He leaned his head against the kennel and didn’t have a thought in the world about what he should do next. He didn’t even understand why he’d come. Then he walked inside and knelt next to her plywood bed.
“I don’t know,” he said. “I don’t know what to do. You tell me.”
She didn’t move.
He reached out to rub her head. God, she was a beautiful animal, maybe the best-looking dog in training. And the boy had claimed he’d taught her ninety words. She
had
to be smart if that was true. He looked around. The other dogs were stirring, and a couple had barked at him. “Cracker,” he said. “Does it make a difference if you die without applying yourself? Like if you’re dead, you’re gone, so what’s the difference if you applied yourself or not?”
Cracker just looked at him. She didn’t know what any of those words meant except “dead.” Willie had taught her that when she found the dead bird. He’d also taught her to play dead. Is that what he wanted?
“What am I doing talking to a dog at two in the morning?” Rick said. He must have lost his mind.

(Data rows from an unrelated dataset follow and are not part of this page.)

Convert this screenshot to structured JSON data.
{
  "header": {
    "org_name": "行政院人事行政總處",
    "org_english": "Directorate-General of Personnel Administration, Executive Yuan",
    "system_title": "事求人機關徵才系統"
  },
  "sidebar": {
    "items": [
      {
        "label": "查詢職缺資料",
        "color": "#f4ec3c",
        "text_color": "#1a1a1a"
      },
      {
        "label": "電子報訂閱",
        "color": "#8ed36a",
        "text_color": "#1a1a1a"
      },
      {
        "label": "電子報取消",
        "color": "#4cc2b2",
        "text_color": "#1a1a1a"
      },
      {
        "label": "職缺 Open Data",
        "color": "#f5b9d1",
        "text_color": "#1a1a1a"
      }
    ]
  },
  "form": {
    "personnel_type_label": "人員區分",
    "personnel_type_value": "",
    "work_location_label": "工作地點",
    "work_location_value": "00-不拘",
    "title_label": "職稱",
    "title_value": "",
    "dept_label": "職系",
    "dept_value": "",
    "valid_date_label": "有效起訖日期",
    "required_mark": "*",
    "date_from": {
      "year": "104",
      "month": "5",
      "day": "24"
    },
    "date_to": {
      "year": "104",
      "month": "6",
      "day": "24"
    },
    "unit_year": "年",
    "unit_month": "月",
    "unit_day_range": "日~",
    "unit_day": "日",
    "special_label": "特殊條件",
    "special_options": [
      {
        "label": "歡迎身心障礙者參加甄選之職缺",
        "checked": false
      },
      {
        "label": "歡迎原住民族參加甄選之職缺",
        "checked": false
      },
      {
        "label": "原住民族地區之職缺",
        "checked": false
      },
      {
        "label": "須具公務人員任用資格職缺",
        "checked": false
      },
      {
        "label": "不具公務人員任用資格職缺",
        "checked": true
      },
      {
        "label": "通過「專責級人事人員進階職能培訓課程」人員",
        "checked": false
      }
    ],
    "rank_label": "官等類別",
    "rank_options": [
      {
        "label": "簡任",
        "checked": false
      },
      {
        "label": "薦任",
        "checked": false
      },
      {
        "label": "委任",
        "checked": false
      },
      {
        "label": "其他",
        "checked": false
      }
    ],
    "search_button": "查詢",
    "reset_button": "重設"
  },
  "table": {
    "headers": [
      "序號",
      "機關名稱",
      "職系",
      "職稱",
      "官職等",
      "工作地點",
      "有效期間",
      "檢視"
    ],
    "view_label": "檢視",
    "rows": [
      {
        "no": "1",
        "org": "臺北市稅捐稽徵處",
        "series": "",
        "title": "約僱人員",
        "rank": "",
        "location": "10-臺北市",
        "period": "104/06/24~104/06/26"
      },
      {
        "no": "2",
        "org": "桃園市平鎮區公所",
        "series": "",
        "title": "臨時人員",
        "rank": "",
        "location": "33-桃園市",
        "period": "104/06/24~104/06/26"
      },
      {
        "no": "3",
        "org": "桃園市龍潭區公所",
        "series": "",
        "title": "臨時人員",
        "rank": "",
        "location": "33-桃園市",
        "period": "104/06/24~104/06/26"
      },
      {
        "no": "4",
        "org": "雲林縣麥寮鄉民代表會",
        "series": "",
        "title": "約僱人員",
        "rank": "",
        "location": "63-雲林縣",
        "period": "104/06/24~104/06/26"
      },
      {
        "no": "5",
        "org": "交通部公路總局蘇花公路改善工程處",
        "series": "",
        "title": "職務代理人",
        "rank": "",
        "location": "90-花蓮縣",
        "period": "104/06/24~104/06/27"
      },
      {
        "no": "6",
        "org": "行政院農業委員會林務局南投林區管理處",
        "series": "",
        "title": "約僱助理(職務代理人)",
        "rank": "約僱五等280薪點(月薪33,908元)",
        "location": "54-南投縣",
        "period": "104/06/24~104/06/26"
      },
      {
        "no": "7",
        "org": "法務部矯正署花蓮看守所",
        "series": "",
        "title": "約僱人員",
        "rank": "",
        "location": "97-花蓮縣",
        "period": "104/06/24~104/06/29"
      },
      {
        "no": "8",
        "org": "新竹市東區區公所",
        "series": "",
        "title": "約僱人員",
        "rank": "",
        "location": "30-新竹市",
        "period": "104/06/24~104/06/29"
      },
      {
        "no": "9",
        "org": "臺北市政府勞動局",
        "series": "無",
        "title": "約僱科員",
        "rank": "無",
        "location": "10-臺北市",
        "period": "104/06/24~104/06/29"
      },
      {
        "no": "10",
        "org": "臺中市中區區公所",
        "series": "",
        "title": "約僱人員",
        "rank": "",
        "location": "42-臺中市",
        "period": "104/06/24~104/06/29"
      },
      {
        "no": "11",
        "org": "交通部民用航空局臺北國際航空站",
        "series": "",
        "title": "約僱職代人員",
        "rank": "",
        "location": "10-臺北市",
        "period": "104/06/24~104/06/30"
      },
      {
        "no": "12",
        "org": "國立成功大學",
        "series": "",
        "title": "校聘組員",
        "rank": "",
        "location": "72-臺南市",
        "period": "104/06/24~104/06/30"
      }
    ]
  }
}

Sometimes when Rick watched Twenty-Twenty and Tristie or Cody and Bruno working together, he felt a real thrill. Those dogs were amazing. Twenty-Twenty said, “If you read the literature, you’ll find that for all intensive purposes dogs can smell through concrete.” Rick knew the phrase was supposed to be “for all intents and purposes,” but he never said anything because it was Twenty-Twenty’s favorite phrase. Apparently dogs’ noses opened up a whole world that didn’t exist for humans. But Rick just couldn’t see anything special in Cracker. She was just a big ball of hair.
Rick let her out of the kennel, and she was off, disappearing behind a building. “Hey, come back here! Come! Come!” He heard a lot of barking from all the dogs he’d woken with his cries. But instead of chasing Cracker, the frustration of dealing with her rose in him, and he shouted with fury, “Do whatever you want. You’re dead meat once you cycle out! They can put you down for all I care!” Then he sat down and held his head in his hands. He inhaled deeply, and when he did, it was as if he were inhaling guilt over what he’d just said. He realized he already kind of liked that insane dog, already felt some kind of connection with her. He didn’t want her to be put down or given to the sentry program. But he didn’t want to get killed in Vietnam either.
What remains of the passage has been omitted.